Another type of exploration solar sailing enables is entering orbits that would otherwise be impossible using conventional propulsion systems. Missions that orbit around the sun, for example, currently have to sit in very particular regions called Lagrange points to be in a stable orbit. Trying to get closer to the sun would use up too much fuel. But with a solar sail, a spacecraft can orbit closer to the sun and use its sail to maintain its orbit by making constant adjustments. 

There’s also plenty of room for improvement in solar sailing technologies. Researchers are eager to explore ideas such as the use of lasers to push at sails and the development of more sophisticated steering systems.

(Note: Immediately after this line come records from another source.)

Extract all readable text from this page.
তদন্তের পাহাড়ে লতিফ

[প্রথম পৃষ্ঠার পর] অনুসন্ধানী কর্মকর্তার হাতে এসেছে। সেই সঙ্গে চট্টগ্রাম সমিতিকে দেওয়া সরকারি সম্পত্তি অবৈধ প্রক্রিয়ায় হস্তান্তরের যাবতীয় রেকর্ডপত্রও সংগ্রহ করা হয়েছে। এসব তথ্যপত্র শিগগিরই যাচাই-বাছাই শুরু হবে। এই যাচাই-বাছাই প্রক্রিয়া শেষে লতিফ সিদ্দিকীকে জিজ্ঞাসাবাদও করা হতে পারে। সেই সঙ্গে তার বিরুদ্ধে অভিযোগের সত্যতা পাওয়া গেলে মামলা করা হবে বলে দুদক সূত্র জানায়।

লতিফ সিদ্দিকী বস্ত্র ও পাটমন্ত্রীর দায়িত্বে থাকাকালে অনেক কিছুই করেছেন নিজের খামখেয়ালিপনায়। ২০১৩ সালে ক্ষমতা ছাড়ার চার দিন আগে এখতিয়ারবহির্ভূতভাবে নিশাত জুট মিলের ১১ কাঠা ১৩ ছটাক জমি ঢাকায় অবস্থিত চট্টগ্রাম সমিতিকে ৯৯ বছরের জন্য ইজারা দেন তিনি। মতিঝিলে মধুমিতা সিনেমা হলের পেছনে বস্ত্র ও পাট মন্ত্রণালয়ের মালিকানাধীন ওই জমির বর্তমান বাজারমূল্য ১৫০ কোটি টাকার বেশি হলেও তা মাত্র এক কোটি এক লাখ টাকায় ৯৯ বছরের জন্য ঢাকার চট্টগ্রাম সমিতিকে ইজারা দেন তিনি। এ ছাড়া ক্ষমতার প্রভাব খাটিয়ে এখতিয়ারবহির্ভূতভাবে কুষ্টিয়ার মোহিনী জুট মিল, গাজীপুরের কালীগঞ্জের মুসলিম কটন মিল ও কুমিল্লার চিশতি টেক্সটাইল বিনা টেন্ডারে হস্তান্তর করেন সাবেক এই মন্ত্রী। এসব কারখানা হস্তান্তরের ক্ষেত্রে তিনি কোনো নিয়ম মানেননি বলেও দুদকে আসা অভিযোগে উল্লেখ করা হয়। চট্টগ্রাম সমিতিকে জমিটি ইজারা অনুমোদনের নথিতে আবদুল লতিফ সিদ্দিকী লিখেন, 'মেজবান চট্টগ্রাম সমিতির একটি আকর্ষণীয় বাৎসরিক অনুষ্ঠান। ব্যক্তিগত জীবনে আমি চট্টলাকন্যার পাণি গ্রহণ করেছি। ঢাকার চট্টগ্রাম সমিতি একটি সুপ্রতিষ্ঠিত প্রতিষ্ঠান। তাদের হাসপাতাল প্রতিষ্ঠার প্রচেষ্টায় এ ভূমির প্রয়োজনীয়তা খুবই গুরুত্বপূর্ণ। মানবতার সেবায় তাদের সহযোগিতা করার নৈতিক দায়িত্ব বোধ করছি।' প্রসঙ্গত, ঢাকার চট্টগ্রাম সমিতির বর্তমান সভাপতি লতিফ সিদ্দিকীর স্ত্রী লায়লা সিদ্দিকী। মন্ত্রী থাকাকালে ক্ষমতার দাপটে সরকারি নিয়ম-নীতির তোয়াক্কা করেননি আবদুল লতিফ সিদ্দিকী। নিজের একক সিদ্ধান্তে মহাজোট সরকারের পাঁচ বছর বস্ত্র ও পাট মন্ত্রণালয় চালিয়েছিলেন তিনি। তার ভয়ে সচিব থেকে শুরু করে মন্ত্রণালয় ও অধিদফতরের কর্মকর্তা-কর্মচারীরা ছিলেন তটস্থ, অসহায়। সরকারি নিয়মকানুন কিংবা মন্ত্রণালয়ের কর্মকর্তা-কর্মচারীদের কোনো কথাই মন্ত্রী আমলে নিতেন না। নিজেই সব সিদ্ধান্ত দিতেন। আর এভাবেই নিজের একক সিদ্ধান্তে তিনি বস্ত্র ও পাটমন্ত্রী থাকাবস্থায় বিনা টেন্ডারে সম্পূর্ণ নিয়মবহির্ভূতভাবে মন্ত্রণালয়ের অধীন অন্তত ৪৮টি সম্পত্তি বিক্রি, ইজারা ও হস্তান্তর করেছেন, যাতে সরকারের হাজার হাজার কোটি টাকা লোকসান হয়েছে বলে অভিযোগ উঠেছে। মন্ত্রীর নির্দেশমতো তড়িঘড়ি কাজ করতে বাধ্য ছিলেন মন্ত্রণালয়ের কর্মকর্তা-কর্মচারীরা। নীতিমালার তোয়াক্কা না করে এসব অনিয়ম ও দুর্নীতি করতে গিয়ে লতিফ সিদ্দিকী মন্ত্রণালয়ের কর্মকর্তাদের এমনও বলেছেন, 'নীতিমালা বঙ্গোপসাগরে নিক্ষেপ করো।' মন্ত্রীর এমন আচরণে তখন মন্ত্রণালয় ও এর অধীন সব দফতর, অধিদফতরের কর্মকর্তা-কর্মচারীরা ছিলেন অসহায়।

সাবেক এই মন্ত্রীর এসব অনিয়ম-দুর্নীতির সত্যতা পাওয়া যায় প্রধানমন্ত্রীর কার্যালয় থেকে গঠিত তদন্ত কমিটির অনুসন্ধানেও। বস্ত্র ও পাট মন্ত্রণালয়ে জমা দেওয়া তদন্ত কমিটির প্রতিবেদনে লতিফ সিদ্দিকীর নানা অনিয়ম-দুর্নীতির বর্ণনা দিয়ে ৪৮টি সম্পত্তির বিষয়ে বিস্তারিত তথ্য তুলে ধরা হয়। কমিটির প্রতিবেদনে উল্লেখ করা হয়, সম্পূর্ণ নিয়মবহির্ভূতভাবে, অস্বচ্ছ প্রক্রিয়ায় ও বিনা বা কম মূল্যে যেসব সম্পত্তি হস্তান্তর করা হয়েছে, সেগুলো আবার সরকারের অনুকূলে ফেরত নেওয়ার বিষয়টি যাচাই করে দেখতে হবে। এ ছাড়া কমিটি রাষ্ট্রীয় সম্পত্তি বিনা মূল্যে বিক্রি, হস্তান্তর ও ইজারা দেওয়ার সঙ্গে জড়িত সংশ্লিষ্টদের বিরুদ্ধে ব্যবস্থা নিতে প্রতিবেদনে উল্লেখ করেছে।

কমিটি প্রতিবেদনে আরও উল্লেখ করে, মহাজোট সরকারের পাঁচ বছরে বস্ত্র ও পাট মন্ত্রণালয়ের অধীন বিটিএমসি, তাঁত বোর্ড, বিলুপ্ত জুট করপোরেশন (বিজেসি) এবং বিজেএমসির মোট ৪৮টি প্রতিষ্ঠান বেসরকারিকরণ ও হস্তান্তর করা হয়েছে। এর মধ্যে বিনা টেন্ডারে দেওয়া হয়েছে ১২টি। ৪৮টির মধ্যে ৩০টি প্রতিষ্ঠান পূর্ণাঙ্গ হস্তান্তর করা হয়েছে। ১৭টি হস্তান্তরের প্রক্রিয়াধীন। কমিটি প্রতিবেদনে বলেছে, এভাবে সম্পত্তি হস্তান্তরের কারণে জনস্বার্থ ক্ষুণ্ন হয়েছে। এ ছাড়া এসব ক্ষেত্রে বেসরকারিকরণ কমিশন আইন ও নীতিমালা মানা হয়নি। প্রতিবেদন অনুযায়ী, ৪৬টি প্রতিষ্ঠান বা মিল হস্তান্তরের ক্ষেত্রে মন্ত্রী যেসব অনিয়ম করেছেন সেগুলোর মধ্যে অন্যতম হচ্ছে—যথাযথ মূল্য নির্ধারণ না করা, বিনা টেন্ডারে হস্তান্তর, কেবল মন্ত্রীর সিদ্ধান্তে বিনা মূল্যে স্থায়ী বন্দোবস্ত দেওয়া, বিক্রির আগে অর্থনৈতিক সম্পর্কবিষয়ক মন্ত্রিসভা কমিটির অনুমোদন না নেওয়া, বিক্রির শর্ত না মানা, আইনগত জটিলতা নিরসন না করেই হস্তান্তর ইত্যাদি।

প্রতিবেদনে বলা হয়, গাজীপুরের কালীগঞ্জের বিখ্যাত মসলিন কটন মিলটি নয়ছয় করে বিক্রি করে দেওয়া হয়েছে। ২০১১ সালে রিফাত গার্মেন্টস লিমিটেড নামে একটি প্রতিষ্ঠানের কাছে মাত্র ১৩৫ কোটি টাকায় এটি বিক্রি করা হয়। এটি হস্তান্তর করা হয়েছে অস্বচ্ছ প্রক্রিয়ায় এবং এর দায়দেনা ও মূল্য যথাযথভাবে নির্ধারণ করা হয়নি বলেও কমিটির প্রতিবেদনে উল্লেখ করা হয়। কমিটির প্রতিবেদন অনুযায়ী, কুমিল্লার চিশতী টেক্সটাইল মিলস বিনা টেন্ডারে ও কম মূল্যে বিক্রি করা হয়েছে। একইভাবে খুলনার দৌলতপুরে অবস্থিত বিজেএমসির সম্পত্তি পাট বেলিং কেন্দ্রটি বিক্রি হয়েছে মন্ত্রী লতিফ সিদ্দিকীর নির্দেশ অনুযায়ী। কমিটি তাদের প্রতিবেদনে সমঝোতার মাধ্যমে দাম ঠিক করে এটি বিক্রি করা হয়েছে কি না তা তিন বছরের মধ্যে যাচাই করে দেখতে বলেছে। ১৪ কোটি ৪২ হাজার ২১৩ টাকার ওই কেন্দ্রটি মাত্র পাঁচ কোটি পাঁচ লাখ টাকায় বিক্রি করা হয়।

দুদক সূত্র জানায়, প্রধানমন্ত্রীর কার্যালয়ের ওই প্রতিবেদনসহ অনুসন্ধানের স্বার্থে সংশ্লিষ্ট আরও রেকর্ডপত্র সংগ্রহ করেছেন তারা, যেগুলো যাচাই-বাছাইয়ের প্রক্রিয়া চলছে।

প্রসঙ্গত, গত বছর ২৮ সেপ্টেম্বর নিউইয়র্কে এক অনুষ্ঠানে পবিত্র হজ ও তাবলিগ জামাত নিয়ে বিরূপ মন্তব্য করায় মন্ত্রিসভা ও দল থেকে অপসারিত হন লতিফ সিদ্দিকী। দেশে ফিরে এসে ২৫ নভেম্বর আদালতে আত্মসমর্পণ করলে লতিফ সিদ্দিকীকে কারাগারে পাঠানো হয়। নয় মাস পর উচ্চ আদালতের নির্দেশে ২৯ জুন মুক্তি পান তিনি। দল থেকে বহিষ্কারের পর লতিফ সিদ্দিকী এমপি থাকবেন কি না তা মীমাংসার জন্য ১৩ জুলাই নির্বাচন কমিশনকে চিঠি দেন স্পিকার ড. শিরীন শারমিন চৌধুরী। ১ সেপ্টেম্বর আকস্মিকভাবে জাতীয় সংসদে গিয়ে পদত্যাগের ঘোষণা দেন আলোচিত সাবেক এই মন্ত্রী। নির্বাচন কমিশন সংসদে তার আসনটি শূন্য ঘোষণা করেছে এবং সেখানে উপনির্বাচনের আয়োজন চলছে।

Betts compared the LightSail program to learning to crawl, with the next wave of new technologies enabling the equivalent of walking.  

In the extremely long term, one use for solar sailing is the potential to visit other star systems. Interstellar travel is still generations and generations away from being anything like a real possibility, with major technical challenges standing in the way of exploring beyond our solar system. Chemical propulsion systems like those used on the Voyager probes, the most distant man-made objects, would take tens of thousands of years to visit the nearest star systems. But spacecraft with solar sails could potentially reduce that timescale as they can continue to accelerate as they travel. “It’s the only technology we’ve got so far that shows anything resembling practical ability to do that someday,” Betts said.

As for more immediate uses, the most likely use of solar sailing isn’t that it will replace chemical propulsion systems but that it’ll be a viable option for use in certain specific missions.

“In 10 or 20 years, when people are planning a mission, they’ll think about, ‘Hey, would solar sailing work for that?’ And for some of them, it will,” Betts said. “It’ll be part of the real choices for a science mission. And that’s what we’ve contributed to with one step in the pioneering of this.”